Writing effective agent skills requires deep knowledge of prompt engineering. With the release of advanced reasoning models like Claude 3.5 Sonnet, ChatGPT o1, and DeepSeek-V3, prompt templates must focus on structured thinking. Developers are encouraged to use XML tags (e.g., <thought>, <context>, and <rules>) to isolate execution boundaries. Standardized prompts prevent agents from suffering from context drift, ensuring that long-running tasks remain aligned with the initial system parameters.

Exploring by SOC Occupations and Creator Profiles

What makes SkillMD unique is its taxonomy. Instead of simple text search, we parse and organize files according to the Standard Occupational Classification (SOC) system. This means you can discover skills written for Computer and Mathematical roles, Business and Financial operations, Legal, Design, and and Educational Instruction fields. By tracking creator profiles, developers can study how different teams organize their custom instructions, compare version updates, and fork public configs for specialized enterprise use cases.

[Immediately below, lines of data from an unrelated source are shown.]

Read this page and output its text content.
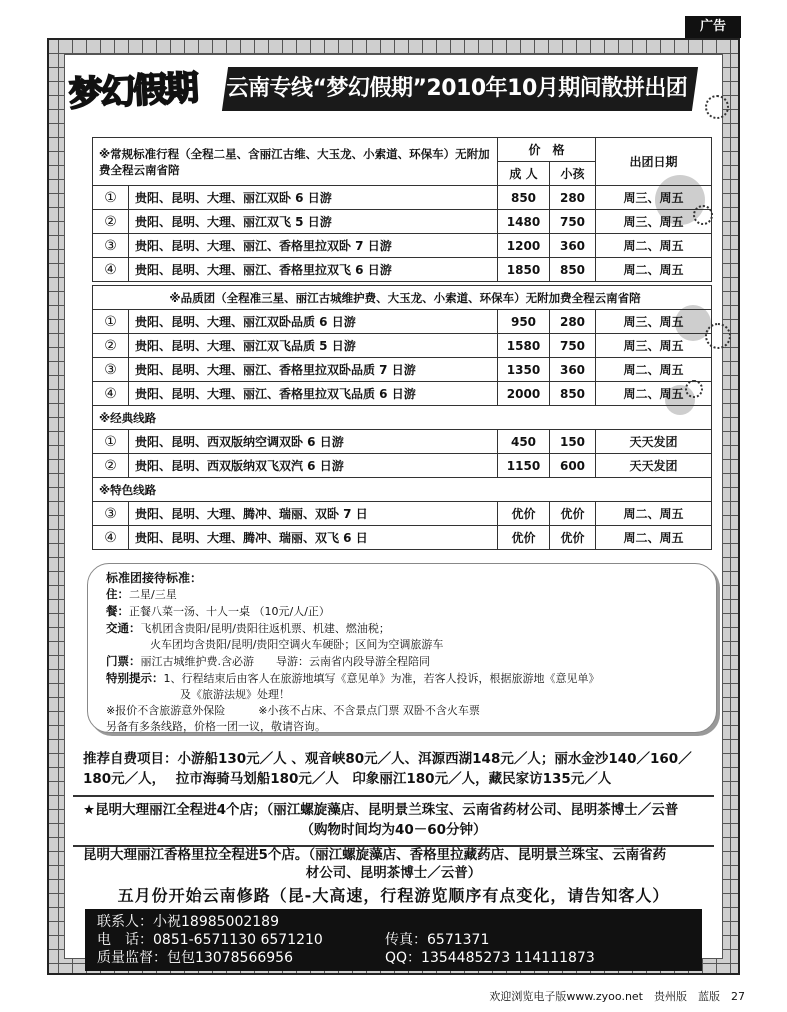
广告
梦幻假期	云南专线“梦幻假期”2010年10月期间散拼出团计划
※常规标准行程（全程二星、含丽江古维、大玉龙、小索道、环保车）无附加费全程云南省陪		价　格		出团日期
		成 人	小孩	
①	贵阳、昆明、大理、丽江双卧 6 日游	850	280	周三、周五
②	贵阳、昆明、大理、丽江双飞 5 日游	1480	750	周三、周五
③	贵阳、昆明、大理、丽江、香格里拉双卧 7 日游	1200	360	周二、周五
④	贵阳、昆明、大理、丽江、香格里拉双飞 6 日游	1850	850	周二、周五

※品质团（全程准三星、丽江古城维护费、大玉龙、小索道、环保车）无附加费全程云南省陪				
①	贵阳、昆明、大理、丽江双卧品质 6 日游	950	280	周三、周五
②	贵阳、昆明、大理、丽江双飞品质 5 日游	1580	750	周三、周五
③	贵阳、昆明、大理、丽江、香格里拉双卧品质 7 日游	1350	360	周二、周五
④	贵阳、昆明、大理、丽江、香格里拉双飞品质 6 日游	2000	850	周二、周五
※经典线路				
①	贵阳、昆明、西双版纳空调双卧 6 日游	450	150	天天发团
②	贵阳、昆明、西双版纳双飞双汽 6 日游	1150	600	天天发团
※特色线路				
③	贵阳、昆明、大理、腾冲、瑞丽、双卧 7 日	优价	优价	周二、周五
④	贵阳、昆明、大理、腾冲、瑞丽、双飞 6 日	优价	优价	周二、周五
标准团接待标准：
住：二星/三星
餐：正餐八菜一汤、十人一桌 （10元/人/正）
交通：飞机团含贵阳/昆明/贵阳往返机票、机建、燃油税；
火车团均含贵阳/昆明/贵阳空调火车硬卧；区间为空调旅游车
门票：丽江古城维护费.含必游　　导游：云南省内段导游全程陪同
特别提示：1、行程结束后由客人在旅游地填写《意见单》为准，若客人投诉，根据旅游地《意见单》
及《旅游法规》处理！
※报价不含旅游意外保险　　　※小孩不占床、不含景点门票 双卧不含火车票
另备有多条线路，价格一团一议，敬请咨询。
推荐自费项目：小游船130元／人 、观音峡80元／人、洱源西湖148元／人；丽水金沙140／160／180元／人， 拉市海骑马划船180元／人　印象丽江180元／人，藏民家访135元／人
★昆明大理丽江全程进4个店；（丽江螺旋藻店、昆明景兰珠宝、云南省药材公司、昆明茶博士／云普
（购物时间均为40－60分钟）
昆明大理丽江香格里拉全程进5个店。（丽江螺旋藻店、香格里拉藏药店、昆明景兰珠宝、云南省药
材公司、昆明茶博士／云普）
五月份开始云南修路（昆-大高速，行程游览顺序有点变化，请告知客人）
联系人：小祝18985002189
电　话：0851-6571130 6571210	传真：6571371
质量监督：包包13078566956	QQ：1354485273 114111873
欢迎浏览电子版www.zyoo.net　贵州版　蓝版　27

SkillMD operates as a high-performance index running on a fast Go backend and a highly responsive Astro SSR frontend. All search queries execute in milliseconds, featuring smart debouncing to prevent multiple API requests while keeping user data secure. Join our community of developers to standardize your AI agent instructions and optimize your LLM prompting workflows today.

8 QUESTIONS

Frequently Asked Questions

A practical guide to agent skills: what they are, how to inspect them, and how SkillMD helps you explore the ecosystem.